Advantages: simple operation, and the principle of random distribution can be achieved;
Disadvantages: First, the process is cumbersome, usually the number of each group cannot be equalized in one operation, and adjustment is required; too many numbers are not easy to quickly group; and if there is a large difference between animals, such as a large body weight interval, this is not applicable method.
Method 2: Random block design
However, if a group of mice, 18g small and 30g large, the weight difference is relatively large, if assigned to each group according to the above completely random method, there may be some components to particularly heavy weight, some Components to extremely small. It is difficult to ensure even distribution, so the random block design came into being.
Random block design: called balanced randomization or restricted randomization, that is, a certain number and proportion of animals are divided into several blocks (generally >3), such as animals of similar weight and animals of the same gender, etc. . The length of the block is preferably more than twice the number of groups. Too small is easy to cause randomness. If there are 4 groups, the length of the block should be more than 8.
Example: There are 40 SD rats, weighing 180-220 grams, which need to be divided into 4 groups, that is, 10 rats in each group (A, B, C, B). The animals should be divided into several blocks according to their weight, and then each block Group animals were randomly assigned to each group.

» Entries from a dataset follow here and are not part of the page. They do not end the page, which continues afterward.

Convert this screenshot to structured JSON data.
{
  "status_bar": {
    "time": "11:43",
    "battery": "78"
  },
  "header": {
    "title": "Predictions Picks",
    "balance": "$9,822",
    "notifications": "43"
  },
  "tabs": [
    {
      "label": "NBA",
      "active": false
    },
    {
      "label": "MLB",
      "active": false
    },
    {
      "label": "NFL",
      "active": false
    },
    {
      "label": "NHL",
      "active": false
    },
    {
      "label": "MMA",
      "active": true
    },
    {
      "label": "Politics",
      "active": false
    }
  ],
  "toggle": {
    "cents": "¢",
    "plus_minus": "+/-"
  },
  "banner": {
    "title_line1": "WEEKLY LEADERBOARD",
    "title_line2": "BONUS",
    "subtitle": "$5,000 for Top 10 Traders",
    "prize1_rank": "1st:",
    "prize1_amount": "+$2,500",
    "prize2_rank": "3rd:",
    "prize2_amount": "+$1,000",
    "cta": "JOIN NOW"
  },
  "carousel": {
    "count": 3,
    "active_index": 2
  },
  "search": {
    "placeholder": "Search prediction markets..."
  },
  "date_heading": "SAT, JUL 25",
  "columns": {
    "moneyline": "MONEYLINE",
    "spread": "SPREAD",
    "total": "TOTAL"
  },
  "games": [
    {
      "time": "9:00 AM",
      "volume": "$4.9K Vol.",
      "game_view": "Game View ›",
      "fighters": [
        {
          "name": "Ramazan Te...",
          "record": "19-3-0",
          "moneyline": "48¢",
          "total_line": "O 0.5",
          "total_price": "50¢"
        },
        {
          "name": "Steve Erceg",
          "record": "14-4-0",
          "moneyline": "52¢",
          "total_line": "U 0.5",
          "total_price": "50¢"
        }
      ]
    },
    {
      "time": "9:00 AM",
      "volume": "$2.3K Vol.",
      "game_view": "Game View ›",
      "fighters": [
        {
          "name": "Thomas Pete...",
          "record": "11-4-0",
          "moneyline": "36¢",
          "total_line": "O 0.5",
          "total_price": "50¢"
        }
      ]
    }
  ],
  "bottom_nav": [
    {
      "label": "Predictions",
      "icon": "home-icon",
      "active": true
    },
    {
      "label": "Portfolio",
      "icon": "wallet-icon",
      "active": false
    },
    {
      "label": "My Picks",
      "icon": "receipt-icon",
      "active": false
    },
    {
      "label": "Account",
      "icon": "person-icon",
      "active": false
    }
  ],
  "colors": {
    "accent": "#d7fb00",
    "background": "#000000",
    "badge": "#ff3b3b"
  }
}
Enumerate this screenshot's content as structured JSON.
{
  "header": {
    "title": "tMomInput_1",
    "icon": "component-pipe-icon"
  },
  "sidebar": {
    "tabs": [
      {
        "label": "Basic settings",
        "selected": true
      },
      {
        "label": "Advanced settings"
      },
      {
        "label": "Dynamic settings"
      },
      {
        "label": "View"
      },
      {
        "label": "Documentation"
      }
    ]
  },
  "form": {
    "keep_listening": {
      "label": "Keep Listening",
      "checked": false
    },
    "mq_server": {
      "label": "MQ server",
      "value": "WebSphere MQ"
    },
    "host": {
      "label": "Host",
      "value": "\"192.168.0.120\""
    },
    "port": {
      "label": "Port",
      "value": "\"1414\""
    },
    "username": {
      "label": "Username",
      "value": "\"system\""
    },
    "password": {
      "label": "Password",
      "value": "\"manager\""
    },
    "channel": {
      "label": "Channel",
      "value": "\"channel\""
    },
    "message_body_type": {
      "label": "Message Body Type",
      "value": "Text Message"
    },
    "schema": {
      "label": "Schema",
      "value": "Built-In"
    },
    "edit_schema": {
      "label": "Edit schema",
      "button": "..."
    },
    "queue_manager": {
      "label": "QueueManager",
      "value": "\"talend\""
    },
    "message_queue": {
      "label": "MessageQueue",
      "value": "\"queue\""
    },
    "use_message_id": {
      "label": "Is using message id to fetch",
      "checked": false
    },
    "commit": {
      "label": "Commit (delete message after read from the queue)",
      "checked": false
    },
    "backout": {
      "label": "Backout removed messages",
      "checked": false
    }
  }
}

First, weigh the rats and sort them in order;
Division group: try to divide these rats into 4 groups according to body weight (assuming 180~190g/8, 190-200g/12, 200-210g/16, 210-220g/4), that is 4 Nests, the number of each litter is at least greater than 4 in zoning;
Numbering: Number the four litters in sequence, the first litter 1, 2, 3, 4...8, and so on, numbered to 40;
Randomly assigned block group 1: randomly assign these 8 to 4 groups, 2 for each group, the grouping method adopts the above random number table, and allocates to each group according to the remainder of the random number;
Randomly allocate the remaining 3 blocks in the same way as above.
Advantages: Interval grouping will ensure that the biological differences between the experimental groups are minimized, and the principles of consistency and randomness are followed to make the experimental results more statistically significant.
Note: Sometimes we will encounter multiple factors, we need to divide them in order, for example: 40 mice with large differences in weight, male and female are different, at this time we can not only assign according to the weight block, we need to separate the male and female first, Then each layered by weight. That is to say, it is required to be randomly divided into equal groups according to a certain factor, and then divided into several zones according to another factor within the group.
Note: When the number is small, we can manually calculate the grouping; but when the number is too large, we need to use software such as excel or SPSS to save the trouble of consulting the random number table, and a random allocation process can be completed in a few minutes.
In summary, we can see that we need to follow the principles of control and randomization to group experimental animals, so as to ensure that the data is more scientific and statistically significant, it is best not to add subjective factors for grouping. As an important part of experimental design, experimental animal grouping must be carefully considered before the experiment begins. I hope you will realize the importance of random grouping through our article, and you can learn random grouping in practice.